Un compte banni, mais aucun signalement
Avant la fusillade, OpenAI avait suspendu le compte attribué au suspect, Jesse Van Rootselaar, en raison de conversations jugées contraires à ses règles d’utilisation, notamment en raison d’un risque de violence dans le monde réel. Malgré ce bannissement intervenu en juin, la société n’a transmis aucune information aux autorités policières.
C’est ce manquement qu’Altman reconnaît dans sa lettre, publiée intégralement par le média local Tumbler RidgeLines. Il y écrit qu’il regrette profondément que son entreprise n’ait pas prévenu les forces de l’ordre concernant ce compte suspendu.
Des échanges avec les élus locaux avant la publication
Altman indique dans sa lettre avoir contacté le maire de Tumbler Ridge, Darryl Krakowa, ainsi que le premier ministre de la Colombie-Britannique, David Eby, avant de rendre ses excuses publiques.
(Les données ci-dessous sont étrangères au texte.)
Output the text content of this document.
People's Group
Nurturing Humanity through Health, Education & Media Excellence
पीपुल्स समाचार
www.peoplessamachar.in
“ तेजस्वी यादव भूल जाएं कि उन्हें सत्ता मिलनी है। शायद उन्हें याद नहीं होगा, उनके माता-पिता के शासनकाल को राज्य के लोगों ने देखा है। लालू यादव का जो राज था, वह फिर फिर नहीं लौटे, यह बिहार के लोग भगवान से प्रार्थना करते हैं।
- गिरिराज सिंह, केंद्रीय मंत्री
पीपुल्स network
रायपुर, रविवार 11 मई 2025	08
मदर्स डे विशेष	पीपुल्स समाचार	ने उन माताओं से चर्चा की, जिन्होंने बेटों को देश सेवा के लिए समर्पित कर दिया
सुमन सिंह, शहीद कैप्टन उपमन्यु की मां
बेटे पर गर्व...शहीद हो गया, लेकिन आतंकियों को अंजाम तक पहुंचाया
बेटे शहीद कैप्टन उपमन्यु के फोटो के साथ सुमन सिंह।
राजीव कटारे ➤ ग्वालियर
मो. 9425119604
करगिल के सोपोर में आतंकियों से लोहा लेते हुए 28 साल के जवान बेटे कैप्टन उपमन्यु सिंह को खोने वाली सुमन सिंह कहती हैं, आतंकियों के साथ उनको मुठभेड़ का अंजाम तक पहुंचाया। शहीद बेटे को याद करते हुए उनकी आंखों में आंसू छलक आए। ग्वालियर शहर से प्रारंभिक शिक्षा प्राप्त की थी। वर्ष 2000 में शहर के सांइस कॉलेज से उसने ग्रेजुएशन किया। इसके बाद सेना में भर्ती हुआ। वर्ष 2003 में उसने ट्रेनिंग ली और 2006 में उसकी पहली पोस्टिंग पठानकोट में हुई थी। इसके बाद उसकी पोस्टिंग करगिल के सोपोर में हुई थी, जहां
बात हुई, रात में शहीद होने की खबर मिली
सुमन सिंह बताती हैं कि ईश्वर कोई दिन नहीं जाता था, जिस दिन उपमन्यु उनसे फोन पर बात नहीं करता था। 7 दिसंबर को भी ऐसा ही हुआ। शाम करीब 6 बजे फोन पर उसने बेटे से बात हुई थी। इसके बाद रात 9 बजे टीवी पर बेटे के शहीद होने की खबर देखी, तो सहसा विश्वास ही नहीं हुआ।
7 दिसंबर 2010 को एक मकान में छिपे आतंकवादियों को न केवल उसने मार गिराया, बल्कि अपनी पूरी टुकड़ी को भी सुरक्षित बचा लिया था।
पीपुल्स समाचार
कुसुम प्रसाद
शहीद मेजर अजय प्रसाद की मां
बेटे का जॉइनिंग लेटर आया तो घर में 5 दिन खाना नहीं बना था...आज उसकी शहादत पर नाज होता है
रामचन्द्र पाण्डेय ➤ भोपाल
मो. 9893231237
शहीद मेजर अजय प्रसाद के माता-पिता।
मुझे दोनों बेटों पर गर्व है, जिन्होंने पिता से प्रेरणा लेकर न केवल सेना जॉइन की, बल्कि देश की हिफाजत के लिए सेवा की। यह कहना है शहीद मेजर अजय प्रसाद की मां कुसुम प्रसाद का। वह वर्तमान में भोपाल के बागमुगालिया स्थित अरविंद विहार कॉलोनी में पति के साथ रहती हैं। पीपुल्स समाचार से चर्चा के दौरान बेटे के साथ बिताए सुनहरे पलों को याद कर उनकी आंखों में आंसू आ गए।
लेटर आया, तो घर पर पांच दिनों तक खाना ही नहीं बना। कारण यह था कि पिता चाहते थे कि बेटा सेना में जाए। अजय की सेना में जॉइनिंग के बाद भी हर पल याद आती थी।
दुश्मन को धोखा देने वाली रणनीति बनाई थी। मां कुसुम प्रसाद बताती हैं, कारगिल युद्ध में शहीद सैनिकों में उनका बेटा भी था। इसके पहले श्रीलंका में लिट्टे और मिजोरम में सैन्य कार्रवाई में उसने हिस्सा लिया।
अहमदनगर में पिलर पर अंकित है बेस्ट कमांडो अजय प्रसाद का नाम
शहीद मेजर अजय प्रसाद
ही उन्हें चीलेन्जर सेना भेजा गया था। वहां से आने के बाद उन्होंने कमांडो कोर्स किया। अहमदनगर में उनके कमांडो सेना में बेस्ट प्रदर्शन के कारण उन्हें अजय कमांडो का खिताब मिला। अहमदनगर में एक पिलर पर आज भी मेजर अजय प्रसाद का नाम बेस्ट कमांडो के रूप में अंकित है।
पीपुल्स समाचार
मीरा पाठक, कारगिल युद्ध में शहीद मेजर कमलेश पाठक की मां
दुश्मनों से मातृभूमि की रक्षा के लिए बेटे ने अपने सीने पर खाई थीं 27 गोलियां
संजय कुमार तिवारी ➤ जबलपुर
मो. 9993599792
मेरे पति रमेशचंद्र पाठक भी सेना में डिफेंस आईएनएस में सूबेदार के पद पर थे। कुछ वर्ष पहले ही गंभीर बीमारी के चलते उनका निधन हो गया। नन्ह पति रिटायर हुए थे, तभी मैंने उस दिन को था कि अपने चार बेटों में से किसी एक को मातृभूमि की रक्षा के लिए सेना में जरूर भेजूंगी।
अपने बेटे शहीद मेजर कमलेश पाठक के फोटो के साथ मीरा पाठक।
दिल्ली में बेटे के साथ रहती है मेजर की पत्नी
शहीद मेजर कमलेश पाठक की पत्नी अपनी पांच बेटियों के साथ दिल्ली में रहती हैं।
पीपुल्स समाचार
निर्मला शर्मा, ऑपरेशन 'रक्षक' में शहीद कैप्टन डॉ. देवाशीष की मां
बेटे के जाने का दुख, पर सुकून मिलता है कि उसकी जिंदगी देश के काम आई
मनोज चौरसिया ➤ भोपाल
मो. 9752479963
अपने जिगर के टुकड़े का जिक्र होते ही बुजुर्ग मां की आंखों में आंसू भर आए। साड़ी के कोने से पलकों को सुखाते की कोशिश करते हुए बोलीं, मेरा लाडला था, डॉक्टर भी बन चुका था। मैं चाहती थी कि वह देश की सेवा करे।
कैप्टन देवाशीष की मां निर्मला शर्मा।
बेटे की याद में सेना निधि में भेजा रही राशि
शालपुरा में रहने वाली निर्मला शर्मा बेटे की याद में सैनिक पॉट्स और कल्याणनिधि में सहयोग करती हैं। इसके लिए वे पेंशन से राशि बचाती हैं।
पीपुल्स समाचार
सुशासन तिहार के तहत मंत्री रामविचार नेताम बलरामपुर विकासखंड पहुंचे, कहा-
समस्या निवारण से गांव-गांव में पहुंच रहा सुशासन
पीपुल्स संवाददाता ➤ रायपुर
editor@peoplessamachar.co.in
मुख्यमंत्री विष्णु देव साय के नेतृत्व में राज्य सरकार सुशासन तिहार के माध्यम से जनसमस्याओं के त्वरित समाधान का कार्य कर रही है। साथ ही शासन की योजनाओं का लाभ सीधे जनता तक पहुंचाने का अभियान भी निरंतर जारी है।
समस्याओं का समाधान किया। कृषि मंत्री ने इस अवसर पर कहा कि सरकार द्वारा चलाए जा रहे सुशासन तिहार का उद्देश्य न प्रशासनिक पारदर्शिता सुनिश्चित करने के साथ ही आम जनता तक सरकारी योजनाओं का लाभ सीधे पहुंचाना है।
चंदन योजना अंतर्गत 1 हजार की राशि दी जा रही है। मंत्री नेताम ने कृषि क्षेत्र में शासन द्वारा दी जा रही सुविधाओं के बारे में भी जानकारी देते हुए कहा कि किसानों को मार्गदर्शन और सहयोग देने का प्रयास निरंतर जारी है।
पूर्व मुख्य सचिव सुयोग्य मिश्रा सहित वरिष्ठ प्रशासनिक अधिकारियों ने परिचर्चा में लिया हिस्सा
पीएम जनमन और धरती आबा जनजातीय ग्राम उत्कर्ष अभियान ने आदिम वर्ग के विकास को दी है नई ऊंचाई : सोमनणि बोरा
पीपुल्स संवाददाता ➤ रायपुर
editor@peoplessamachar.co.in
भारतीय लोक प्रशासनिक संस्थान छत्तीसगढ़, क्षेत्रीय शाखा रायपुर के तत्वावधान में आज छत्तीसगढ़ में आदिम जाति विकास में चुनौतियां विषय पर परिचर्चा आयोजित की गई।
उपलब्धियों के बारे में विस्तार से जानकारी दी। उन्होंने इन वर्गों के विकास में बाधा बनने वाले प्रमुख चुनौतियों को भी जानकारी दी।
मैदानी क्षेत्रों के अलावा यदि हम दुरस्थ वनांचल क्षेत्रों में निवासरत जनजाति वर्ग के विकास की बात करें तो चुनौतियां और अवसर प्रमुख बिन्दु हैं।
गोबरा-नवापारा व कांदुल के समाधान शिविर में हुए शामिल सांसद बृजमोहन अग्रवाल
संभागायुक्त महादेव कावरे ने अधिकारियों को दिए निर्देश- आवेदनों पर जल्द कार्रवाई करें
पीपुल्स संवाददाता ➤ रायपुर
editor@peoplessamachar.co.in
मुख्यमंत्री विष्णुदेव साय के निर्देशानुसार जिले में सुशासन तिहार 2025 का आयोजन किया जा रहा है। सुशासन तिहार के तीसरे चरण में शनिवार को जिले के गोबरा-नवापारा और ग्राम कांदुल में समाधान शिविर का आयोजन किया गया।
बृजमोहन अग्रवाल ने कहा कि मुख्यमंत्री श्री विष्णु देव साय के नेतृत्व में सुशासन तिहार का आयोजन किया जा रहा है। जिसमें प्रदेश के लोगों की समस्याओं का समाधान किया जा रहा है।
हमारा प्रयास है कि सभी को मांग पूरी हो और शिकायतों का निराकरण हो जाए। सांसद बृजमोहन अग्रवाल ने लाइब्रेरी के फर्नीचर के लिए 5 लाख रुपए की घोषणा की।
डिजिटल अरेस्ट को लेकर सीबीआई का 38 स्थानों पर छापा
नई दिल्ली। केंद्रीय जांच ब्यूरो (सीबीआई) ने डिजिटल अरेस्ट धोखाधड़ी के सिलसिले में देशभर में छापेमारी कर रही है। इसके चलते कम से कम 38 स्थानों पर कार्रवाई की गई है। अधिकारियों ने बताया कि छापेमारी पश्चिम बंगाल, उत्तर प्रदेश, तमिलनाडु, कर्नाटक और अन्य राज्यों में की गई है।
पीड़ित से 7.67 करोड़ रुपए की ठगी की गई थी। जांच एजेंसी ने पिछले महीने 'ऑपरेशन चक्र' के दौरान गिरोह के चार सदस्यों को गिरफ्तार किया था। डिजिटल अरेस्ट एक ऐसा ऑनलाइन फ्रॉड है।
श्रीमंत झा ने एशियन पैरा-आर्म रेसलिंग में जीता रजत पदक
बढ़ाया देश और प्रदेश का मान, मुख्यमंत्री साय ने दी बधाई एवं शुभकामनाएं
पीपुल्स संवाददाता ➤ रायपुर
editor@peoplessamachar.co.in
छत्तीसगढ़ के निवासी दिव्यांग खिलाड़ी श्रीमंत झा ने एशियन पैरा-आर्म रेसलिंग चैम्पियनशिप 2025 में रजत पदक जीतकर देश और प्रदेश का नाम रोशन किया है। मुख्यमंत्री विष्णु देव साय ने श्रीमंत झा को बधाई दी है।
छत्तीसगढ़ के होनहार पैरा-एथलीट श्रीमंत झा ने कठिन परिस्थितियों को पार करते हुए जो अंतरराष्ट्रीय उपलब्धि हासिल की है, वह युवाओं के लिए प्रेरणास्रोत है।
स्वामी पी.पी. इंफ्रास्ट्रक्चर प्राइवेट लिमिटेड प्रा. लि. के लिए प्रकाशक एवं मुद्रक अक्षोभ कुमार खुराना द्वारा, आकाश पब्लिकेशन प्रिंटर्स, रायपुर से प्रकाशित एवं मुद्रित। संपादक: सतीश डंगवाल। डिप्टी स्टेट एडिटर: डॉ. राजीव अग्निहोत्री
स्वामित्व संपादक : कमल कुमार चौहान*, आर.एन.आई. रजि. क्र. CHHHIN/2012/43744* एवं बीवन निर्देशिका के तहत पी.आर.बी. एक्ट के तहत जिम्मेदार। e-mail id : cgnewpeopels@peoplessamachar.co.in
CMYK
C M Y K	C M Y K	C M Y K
Les deux responsables auraient convenu qu’une telle démarche était nécessaire, tout en estimant qu’il fallait d’abord laisser la communauté traverser sa période de deuil. David Eby a relayé la lettre d’Altman sur le réseau X, en reconnaissant que des excuses s’imposaient, mais en précisant qu’elles demeuraient insuffisantes face à l’ampleur du drame vécu par les familles.
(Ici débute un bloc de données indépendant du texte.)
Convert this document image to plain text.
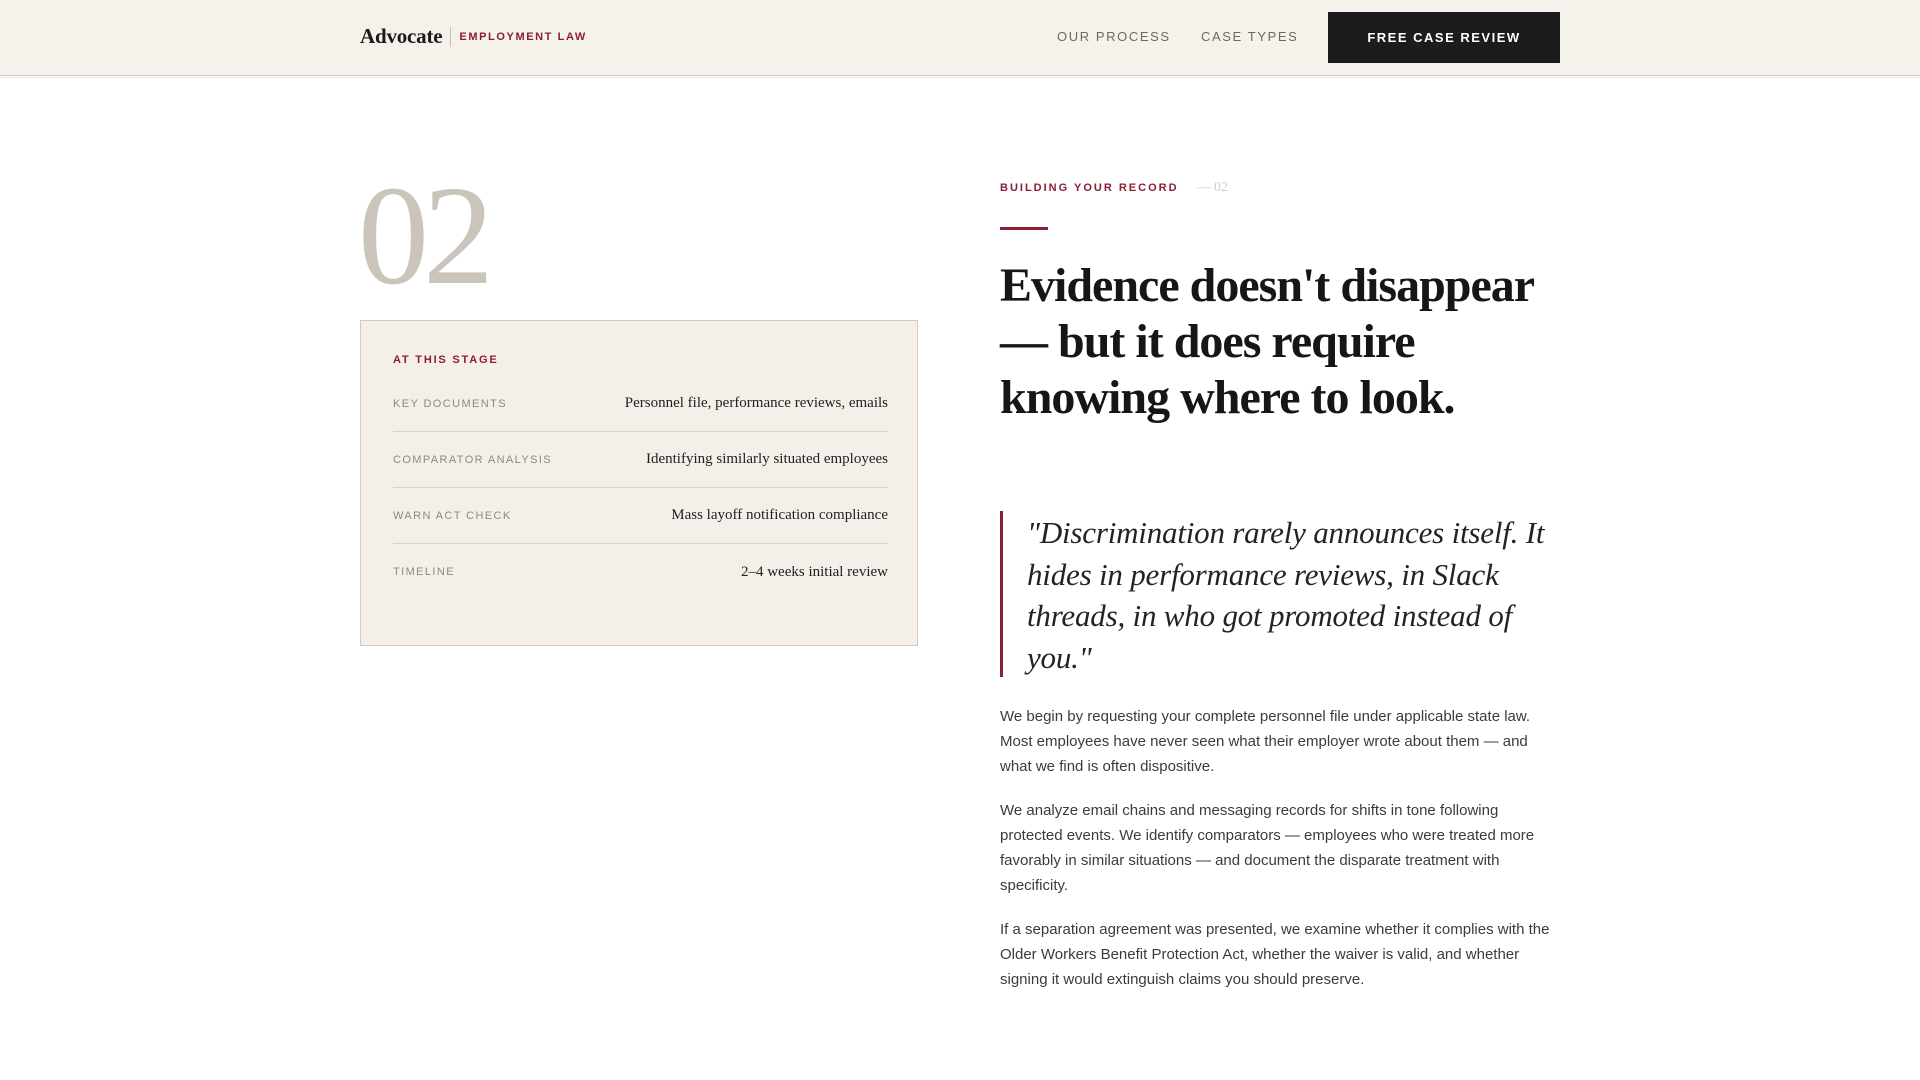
Advocate EMPLOYMENT LAW	OUR PROCESS CASE TYPES	FREE CASE REVIEW
02
AT THIS STAGE
KEY DOCUMENTS	Personnel file, performance reviews, emails
COMPARATOR ANALYSIS	Identifying similarly situated employees
WARN ACT CHECK	Mass layoff notification compliance
TIMELINE	2–4 weeks initial review
BUILDING YOUR RECORD — 02
Evidence doesn't disappear — but it does require knowing where to look.
"Discrimination rarely announces itself. It hides in performance reviews, in Slack threads, in who got promoted instead of you."

We begin by requesting your complete personnel file under applicable state law. Most employees have never seen what their employer wrote about them — and what we find is often dispositive.

We analyze email chains and messaging records for shifts in tone following protected events. We identify comparators — employees who were treated more favorably in similar situations — and document the disparate treatment with specificity.

If a separation agreement was presented, we examine whether it complies with the Older Workers Benefit Protection Act, whether the waiver is valid, and whether signing it would extinguish claims you should preserve.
Des engagements concrets pour l’avenir
Au-delà des excuses, Altman réaffirme dans sa lettre la volonté d’OpenAI de travailler avec les différents niveaux de gouvernement pour éviter qu’une situation similaire ne se reproduise. Cette prise de position s’inscrit dans la continuité d’un précédent courrier envoyé par Ann O’Leary, vice-présidente des affaires publiques mondiales d’OpenAI.
Dans ce texte, elle avait précisé que l’entreprise s’engageait désormais à informer les autorités compétentes lorsque des échanges sur ChatGPT font apparaître une menace jugée imminente et crédible. La portée concrète de ce dispositif, notamment ses critères d’application et les mécanismes de transmission aux forces de l’ordre, n’a pas encore été détaillée publiquement.
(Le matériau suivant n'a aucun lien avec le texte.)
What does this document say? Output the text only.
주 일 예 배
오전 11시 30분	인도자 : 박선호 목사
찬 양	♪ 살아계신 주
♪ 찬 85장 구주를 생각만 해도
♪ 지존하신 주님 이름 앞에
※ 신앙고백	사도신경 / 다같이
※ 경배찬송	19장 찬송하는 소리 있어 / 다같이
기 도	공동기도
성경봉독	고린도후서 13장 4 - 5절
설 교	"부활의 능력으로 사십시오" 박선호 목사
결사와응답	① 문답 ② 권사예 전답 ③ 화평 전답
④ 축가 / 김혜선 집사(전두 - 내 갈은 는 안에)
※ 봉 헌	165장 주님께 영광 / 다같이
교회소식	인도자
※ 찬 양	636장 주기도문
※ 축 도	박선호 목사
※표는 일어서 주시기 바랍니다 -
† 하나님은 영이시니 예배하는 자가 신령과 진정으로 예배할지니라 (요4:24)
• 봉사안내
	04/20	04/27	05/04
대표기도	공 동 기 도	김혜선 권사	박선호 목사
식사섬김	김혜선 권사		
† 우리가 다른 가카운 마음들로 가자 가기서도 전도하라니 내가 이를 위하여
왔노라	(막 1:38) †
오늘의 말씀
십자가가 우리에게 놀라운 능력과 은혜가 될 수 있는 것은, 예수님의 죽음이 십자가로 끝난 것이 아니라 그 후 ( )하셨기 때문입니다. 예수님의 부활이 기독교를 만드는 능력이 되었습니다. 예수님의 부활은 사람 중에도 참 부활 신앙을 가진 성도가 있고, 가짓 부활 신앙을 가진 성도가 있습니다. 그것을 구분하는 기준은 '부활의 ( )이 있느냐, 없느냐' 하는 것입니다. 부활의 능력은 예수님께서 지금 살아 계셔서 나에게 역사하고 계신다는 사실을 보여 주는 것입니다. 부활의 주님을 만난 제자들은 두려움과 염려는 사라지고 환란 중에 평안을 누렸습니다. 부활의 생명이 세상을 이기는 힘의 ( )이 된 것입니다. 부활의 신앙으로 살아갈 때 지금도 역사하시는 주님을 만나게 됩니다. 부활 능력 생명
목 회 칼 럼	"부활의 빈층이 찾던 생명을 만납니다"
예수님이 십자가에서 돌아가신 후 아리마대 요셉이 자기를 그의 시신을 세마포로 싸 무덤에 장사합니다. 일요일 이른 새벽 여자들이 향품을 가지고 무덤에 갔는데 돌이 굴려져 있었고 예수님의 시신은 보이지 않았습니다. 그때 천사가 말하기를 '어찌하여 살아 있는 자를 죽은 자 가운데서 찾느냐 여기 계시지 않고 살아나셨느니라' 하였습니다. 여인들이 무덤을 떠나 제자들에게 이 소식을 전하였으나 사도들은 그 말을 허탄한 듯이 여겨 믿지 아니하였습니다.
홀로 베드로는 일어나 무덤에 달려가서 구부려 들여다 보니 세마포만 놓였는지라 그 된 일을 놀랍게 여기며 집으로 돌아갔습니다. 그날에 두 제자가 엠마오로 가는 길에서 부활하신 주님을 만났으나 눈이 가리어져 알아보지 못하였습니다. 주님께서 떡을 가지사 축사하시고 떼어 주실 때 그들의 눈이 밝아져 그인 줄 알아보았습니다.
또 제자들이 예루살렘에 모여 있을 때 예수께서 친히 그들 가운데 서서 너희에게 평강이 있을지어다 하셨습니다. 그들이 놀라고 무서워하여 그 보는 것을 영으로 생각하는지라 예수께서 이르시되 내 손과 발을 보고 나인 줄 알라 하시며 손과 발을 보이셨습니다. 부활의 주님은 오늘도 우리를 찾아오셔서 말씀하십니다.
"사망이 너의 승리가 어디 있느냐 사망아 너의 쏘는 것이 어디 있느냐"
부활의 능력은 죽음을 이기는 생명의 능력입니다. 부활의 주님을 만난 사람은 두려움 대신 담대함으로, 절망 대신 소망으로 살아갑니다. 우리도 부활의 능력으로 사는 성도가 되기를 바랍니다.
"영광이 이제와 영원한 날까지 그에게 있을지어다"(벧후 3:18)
Une responsabilité débattue pour les plateformes d’IA
Cette affaire pose une question plus large sur les obligations des éditeurs de systèmes d’intelligence artificielle lorsqu’ils détectent des signaux potentiellement dangereux. OpenAI se retrouve au centre d’un débat sur la frontière entre confidentialité des conversations et devoir d’alerte.
La décision de bannir un compte sans en informer la police soulève des interrogations sur les procédures internes de la société et sur la rapidité avec laquelle elles peuvent être adaptées. Dans un secteur où les réglementations restent encore en construction, les entreprises d’IA se retrouvent à définir elles-mêmes leurs propres seuils d’intervention.

Cette affaire constitue un signal fort pour l’ensemble de l’industrie. Elle illustre les tensions persistantes entre les engagements de modération des plateformes et leurs responsabilités vis-à-vis de la sécurité publique, à un moment où les gouvernements cherchent encore à encadrer ces technologies.